Friday, December 19, 2008

Emo post

A lot of things are on verge of giving up now..

Don't worry except AIESEC because I had so much passion on it..

Today~ I thought it would be one of the most significant day..

But then it turns out the other way.. Only got to let it out by flowing tears out..

Giving my best convincing her.. In the end she didn't have anything to say to me...

I guess its really the end soon.. What more I can do?

50 more days~ She might not have time to wait long..

Now I notice I can't wait that long too..

Wondering now whether what I do is too late? Still no response? I think I'm too late already..

If this can't be overcome? What else a bigger one come? The End?

I thank you for being so strong until today.. But I see how you felt through your actions..

I feel nothing can be done to change the situation.. Feeling really helpless now..

I guess its just another failure to me.. Sigh... Did I made the wrong decision? If then why am I so devoted to her at first? I guess I was wrong, I think I'm not qualify for her. What do you expect from someone had a 4 years less knowledge and high expectation.
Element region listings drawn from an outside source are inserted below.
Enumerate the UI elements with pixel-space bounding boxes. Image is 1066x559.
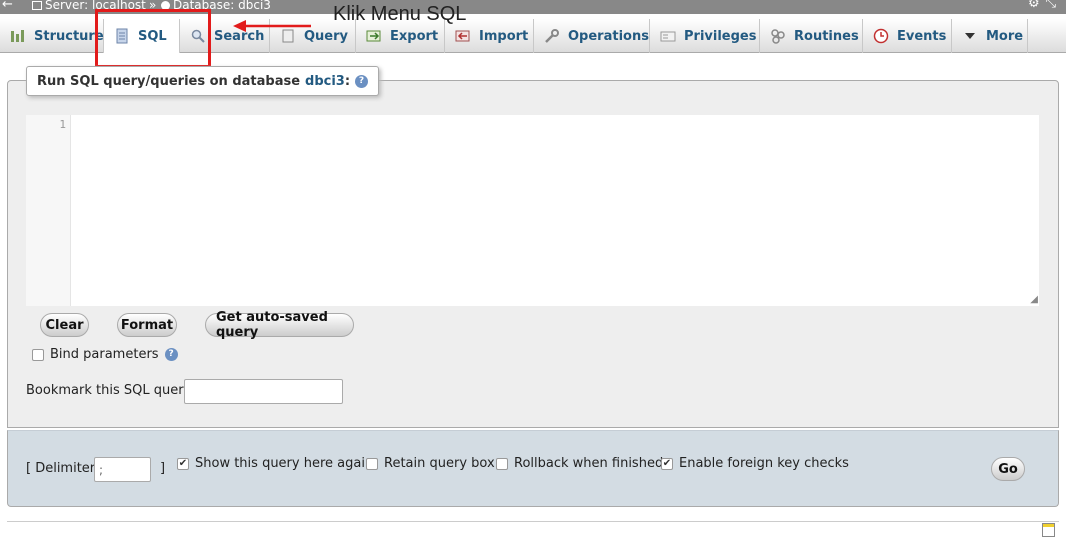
bind-parameters-option: Bind parameters ?	[32, 347, 178, 362]
clear-button[interactable]: Clear	[40, 313, 89, 337]
rollback-checkbox[interactable]	[496, 457, 508, 470]
retain-query-box-option: Retain query box	[366, 456, 495, 471]
panel-title: Run SQL query/queries on database dbci3:…	[26, 66, 380, 96]
annotation-highlight-box	[95, 9, 211, 68]
delimiter-input[interactable]	[94, 457, 151, 482]
clock-icon	[873, 28, 889, 44]
line-number: 1	[59, 118, 66, 131]
bookmark-label: Bookmark this SQL query:	[26, 383, 195, 398]
back-arrow-icon[interactable]: ←	[2, 0, 13, 11]
foreign-key-checks-option: ✔ Enable foreign key checks	[661, 456, 849, 471]
topbar-controls: ⚙⤡	[1028, 0, 1062, 10]
annotation-text: Klik Menu SQL	[333, 3, 467, 25]
get-auto-saved-query-button[interactable]: Get auto-saved query	[205, 310, 354, 340]
editor-gutter: 1	[26, 115, 71, 306]
sql-editor[interactable]: 1 ◢	[26, 115, 1039, 306]
gear-icon[interactable]: ⚙	[1028, 0, 1046, 11]
triangle-down-icon	[962, 28, 978, 44]
panel-database-link[interactable]: dbci3	[305, 74, 345, 89]
privileges-icon	[660, 28, 676, 44]
show-query-option: ✔ Show this query here again	[177, 456, 374, 471]
import-icon	[455, 28, 471, 44]
rollback-option: Rollback when finished	[496, 456, 663, 471]
foreign-key-checks-checkbox[interactable]: ✔	[661, 457, 673, 470]
resize-handle-icon[interactable]: ◢	[1030, 294, 1038, 305]
go-button[interactable]: Go	[991, 457, 1025, 481]
bind-parameters-checkbox[interactable]	[32, 348, 44, 361]
tab-privileges[interactable]: Privileges	[650, 19, 760, 53]
delimiter-open: [ Delimiter	[26, 461, 96, 476]
routines-icon	[770, 28, 786, 44]
show-query-checkbox[interactable]: ✔	[177, 457, 189, 470]
console-toggle-icon[interactable]	[1042, 523, 1055, 537]
export-icon	[366, 28, 382, 44]
tab-operations[interactable]: Operations	[534, 19, 650, 53]
tab-events[interactable]: Events	[863, 19, 952, 53]
help-icon[interactable]: ?	[355, 74, 369, 88]
collapse-icon[interactable]: ⤡	[1046, 0, 1062, 11]
retain-query-box-checkbox[interactable]	[366, 457, 378, 470]
delimiter-close: ]	[160, 461, 166, 476]
format-button[interactable]: Format	[117, 313, 177, 337]
help-icon[interactable]: ?	[164, 348, 178, 361]
server-icon	[32, 1, 42, 10]
annotation-arrow-icon	[233, 20, 311, 32]
structure-icon	[10, 28, 26, 44]
bookmark-input[interactable]	[184, 379, 343, 404]
tab-more[interactable]: More	[952, 19, 1028, 53]
tab-routines[interactable]: Routines	[760, 19, 863, 53]
tab-structure[interactable]: Structure	[0, 19, 104, 53]
wrench-icon	[544, 28, 560, 44]
page-divider	[7, 521, 1059, 522]
phpmyadmin-sql-page: ← Server: localhost » Database: dbci3 ⚙⤡…	[0, 0, 1066, 559]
Pretty wrong right? I have less knowledge, experience but put high expectations. But she had high expectations too, and I don't think I'm the type of person now. I don't want to see her sad anymore, don't want to see her disappointed anymore. What can I do? I can't be so selfish to keep her. I think I really have to let her go, go far away and find her freedom and happiness.

It's just another day of disappointment, hope she can find her happiness soon. I'll just have to get over with this quickly. I have to stand up quick again because piles of work are waiting for me..
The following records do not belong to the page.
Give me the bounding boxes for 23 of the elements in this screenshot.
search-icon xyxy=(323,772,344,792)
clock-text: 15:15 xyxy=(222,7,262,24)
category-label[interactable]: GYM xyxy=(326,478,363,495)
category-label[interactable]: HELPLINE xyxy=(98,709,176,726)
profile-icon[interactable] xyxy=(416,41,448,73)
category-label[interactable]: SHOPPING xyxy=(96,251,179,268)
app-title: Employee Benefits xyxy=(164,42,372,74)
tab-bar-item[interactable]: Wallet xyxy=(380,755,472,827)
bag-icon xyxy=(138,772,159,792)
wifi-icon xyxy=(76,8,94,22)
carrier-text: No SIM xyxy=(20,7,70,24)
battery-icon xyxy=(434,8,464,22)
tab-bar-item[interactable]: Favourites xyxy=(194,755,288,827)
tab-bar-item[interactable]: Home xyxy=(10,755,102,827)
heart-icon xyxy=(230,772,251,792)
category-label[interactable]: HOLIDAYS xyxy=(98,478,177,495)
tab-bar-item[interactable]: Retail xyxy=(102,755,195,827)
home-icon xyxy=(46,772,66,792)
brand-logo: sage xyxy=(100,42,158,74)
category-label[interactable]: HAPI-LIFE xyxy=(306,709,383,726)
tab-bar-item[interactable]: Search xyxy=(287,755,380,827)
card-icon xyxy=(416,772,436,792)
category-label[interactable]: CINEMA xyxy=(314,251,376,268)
I WANT TO QUIT MY PART TIME JOB!!! Its so tiring~~ Wasted all my time sweeping flies away ("put wu yeng") I really don't know what to do!!! This the problem on not putting trust in God, now I had no one to refer to, to talk to. Normally, I would share all my thoughts and feelings with her, now what am I gonna do without her!?? I really can't lose her!! I love her very much~!! But then I did not prove enough I think. Sigh.. I'm so confused.

2 comments:

Summer said...

My dear Lion (:P),

Staying in a relationship is never an easy thing, whatmore a long distance relationship.

Love survive with patience, understanding, being comfortable with each other, tolerance, and having similar beliefs.
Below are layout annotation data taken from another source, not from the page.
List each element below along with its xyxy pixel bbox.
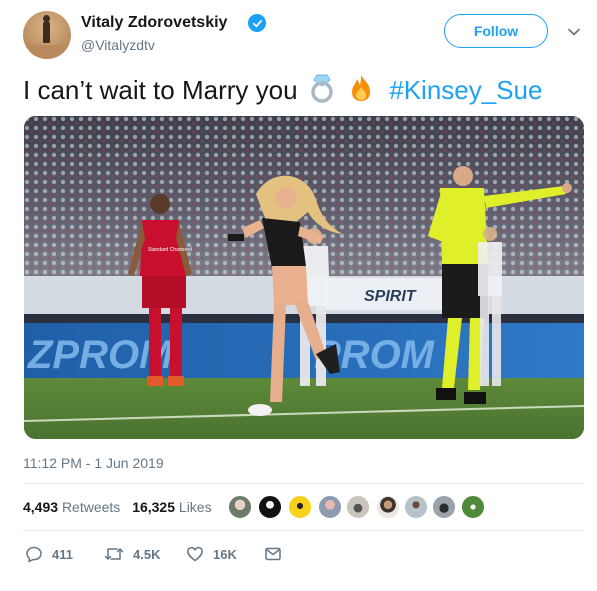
retweet-count[interactable]: 4,493: [23, 499, 58, 515]
advertising-board-text: SPIRIT: [364, 288, 417, 305]
divider: [23, 483, 583, 484]
retweet-icon: [104, 548, 124, 560]
liker-avatar[interactable]: [258, 495, 282, 519]
like-action[interactable]: 16K: [186, 545, 237, 563]
liker-avatar[interactable]: [346, 495, 370, 519]
ring-emoji-icon: [309, 73, 335, 114]
liker-avatar[interactable]: [376, 495, 400, 519]
author-avatar[interactable]: [23, 11, 71, 59]
reply-action[interactable]: 411: [25, 545, 73, 563]
heart-icon: [187, 546, 203, 562]
tweet-timestamp[interactable]: 11:12 PM - 1 Jun 2019: [23, 455, 164, 471]
liker-avatar[interactable]: [288, 495, 312, 519]
chevron-down-icon[interactable]: [566, 24, 582, 40]
direct-message-action[interactable]: [264, 545, 282, 563]
liker-avatar[interactable]: [461, 495, 485, 519]
envelope-icon: [265, 547, 281, 561]
fire-emoji-icon: [346, 73, 376, 114]
reply-icon: [26, 546, 42, 563]
liker-avatar[interactable]: [228, 495, 252, 519]
like-count[interactable]: 16,325: [132, 499, 175, 515]
hashtag-link[interactable]: #Kinsey_Sue: [389, 75, 542, 105]
liker-avatar[interactable]: [432, 495, 456, 519]
author-name[interactable]: Vitaly Zdorovetskiy: [81, 13, 227, 33]
retweet-action[interactable]: 4.5K: [104, 545, 160, 563]
like-action-count: 16K: [213, 546, 237, 562]
retweet-action-count: 4.5K: [133, 546, 161, 562]
verified-badge-icon: [248, 14, 266, 32]
tweet-body: I can’t wait to Marry you: [23, 75, 298, 105]
divider: [23, 530, 583, 531]
reply-count: 411: [52, 546, 73, 562]
liker-avatar[interactable]: [404, 495, 428, 519]
author-handle[interactable]: @Vitalyzdtv: [81, 36, 155, 54]
retweet-label[interactable]: Retweets: [62, 499, 120, 515]
liker-avatar[interactable]: [318, 495, 342, 519]
tweet-stats: 4,493 Retweets 16,325 Likes: [23, 499, 212, 515]
tweet-text: I can’t wait to Marry you #Kinsey_Sue: [23, 70, 542, 114]
jersey-sponsor-text: Standard Chartered: [148, 247, 192, 253]
follow-button[interactable]: Follow: [444, 14, 548, 48]
tweet-photo[interactable]: SPIRIT ZPROM PROM Standard Chartered: [24, 116, 584, 439]
like-label[interactable]: Likes: [179, 499, 212, 515]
It shouldn't require a person to proof everything, to make everything an effort, not at least all the time. If it does, the relationship might end up exhausting itself sooner or later.

You know, I often wonder about love, whether there's somebody who's made for me, a soulmate. I came to a conclusion that life's too short to wait for the "right" moment, "right" partner, "right" decision all the time (not saying that you should simply make decisions without thinking la). Sometimes, we wouldn't know how things would turn out. It may not turn out the way we like but there's this saying that goes: "Experience is what you get when you don't get what you want".

Never regret for being in love. Savour the memories. Every experience in life makes part of who you are today, and in the future.

Things happen for a reason; maybe it's for the best.

I'm always here (in person for the next 1 month and virtually for the following 12 months) should you ever need a 'kaypohchi' to offer you an ear (or two) ;)

Stay strong,
ST

Leon said...

Sook Theng!!
Thanks so much for all the advices, yea it is not easy to be in LDR. You are so understanding regarding LOVE. Wow~ Really ah ma la ^^

Sometimes you will always think you get the right person, but every human changes every minutes, every second. I guess it won't fulfill that person criteria to find the right person.

Yes never regret for being in love. Being in love is better than no being in love. I understand =)Just that I'm expecting so much sometimes without thinking only one month I met her and physically there with her.

Yet again, thanks so much for the advices. Yea, I hope even you are in Australia, you can share some advices too. I really will look for you! Be there for me XD Hope you don't break match la ;-) All the best!!